Son indépendance, sa façon cool de prendre la vie comme elle venait, son esprit vif et curieux, sa culture, son ouverture sur le monde... ont été une révélation pour moi. Je l'ai envié, moi qui ait été, pendant longtemps et jusqu'au moment de cette rencontre, exactement le contraire. Je me suis rendue compte que ma vie serait bien plus heureuse si je lui ressemblais. En fait, j'aspirais à tout cela, de façon inconsciente car je ne me donnais pas les moyens de m'exprimer. Et cette rencontre, cette courte relation amicale, fut comme un grand coup de pied dans la fourmilière. Il s'est passé quelque chose, un certain soir (le 8 décembre 2007, hé oui, j'ai la mémoire des dates qui comptent pour moi), quelque chose qui n'était sans doute pas si important, mais qui m'a fait basculé et qui a marqué de façon concrète mon cheminement... ce cheminement qui pourrait s'intituler "à la recherche de moi-même". J'avais perdu mon individualité, j'étais une coquille vide, et simplement par sa façon d'être, par sa belle personnalité, il m'a donné une renaissance. Ce que je lui dois, c'est trop énorme. Merde, les mots me manquent.
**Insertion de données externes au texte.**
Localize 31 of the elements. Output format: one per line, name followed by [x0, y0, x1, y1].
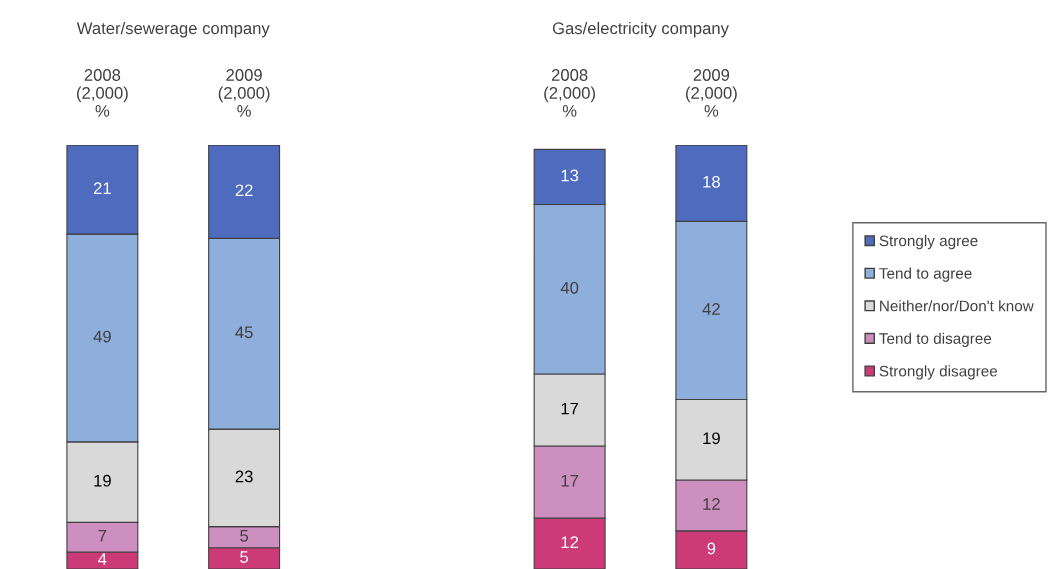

Oh que oui, je lui ai dit merci. Il n'a sans doute jamais vraiment compris pourquoi. Pas grave. Qu'il sache juste que parmi tous les gens qu'il a rencontré, parmi toutes les amitiés qu'il a pu lier au cours de ses baroudages, il a un jour croisé la route de quelqu'un pour qui il a été très important. Sans qu'il ne s'en rende compte peut-être, en tout cas de façon très désintéressée, il a été un formidable révélateur, un guide.
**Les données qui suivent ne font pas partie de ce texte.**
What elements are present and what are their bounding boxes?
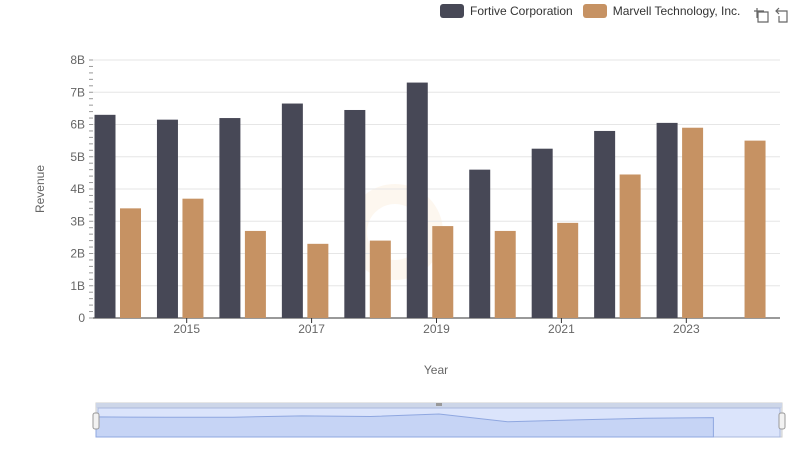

Et pourtant... ce n'était que quelques mois. Comme quoi. Il est de ces rencontres, brèves dans le temps, qui passent comme des étoiles filantes, qui s'en vont discrètement... et qui laissent un souvenir impérissable. Ces rencontres qui ne se transforment pas en une amitié approfondie, durable, car ce n'est pas le destin de toutes les rencontres... mais qui n'en sont pas moins importantes dans une vie. Je n'ai pas trop cherché à retenir cette étoile filante... mais... ô, comme son souvenir m'est cher, comme je me dis que le destin est bien fait ! Merci, toi.

Et puis... je pense à ces autres copains/copines de fac. Combien avaient, en eux, des richesses, des personnalités intéressantes à découvrir ? Beaucoup, je pense. Je pense à Perrine, qui a fait un tas de choses dingues durant ses études (par exemple, partir un semestre à Toronto au Canada, alors qu'elle ne parlait pas très bien anglais... quel cran !). Je pense à Adeline, une baroudeuse elle aussi. Je pense à mon petit Alex, avec qui je me sentais tellement à l'aise que j'en arrivais à penser qu'il me connaissait mieux que mon copain. Je pense à Isa, une personnalité forte et décalée, avec qui il est impossible de s'ennuyer. Je pense aux autres aussi.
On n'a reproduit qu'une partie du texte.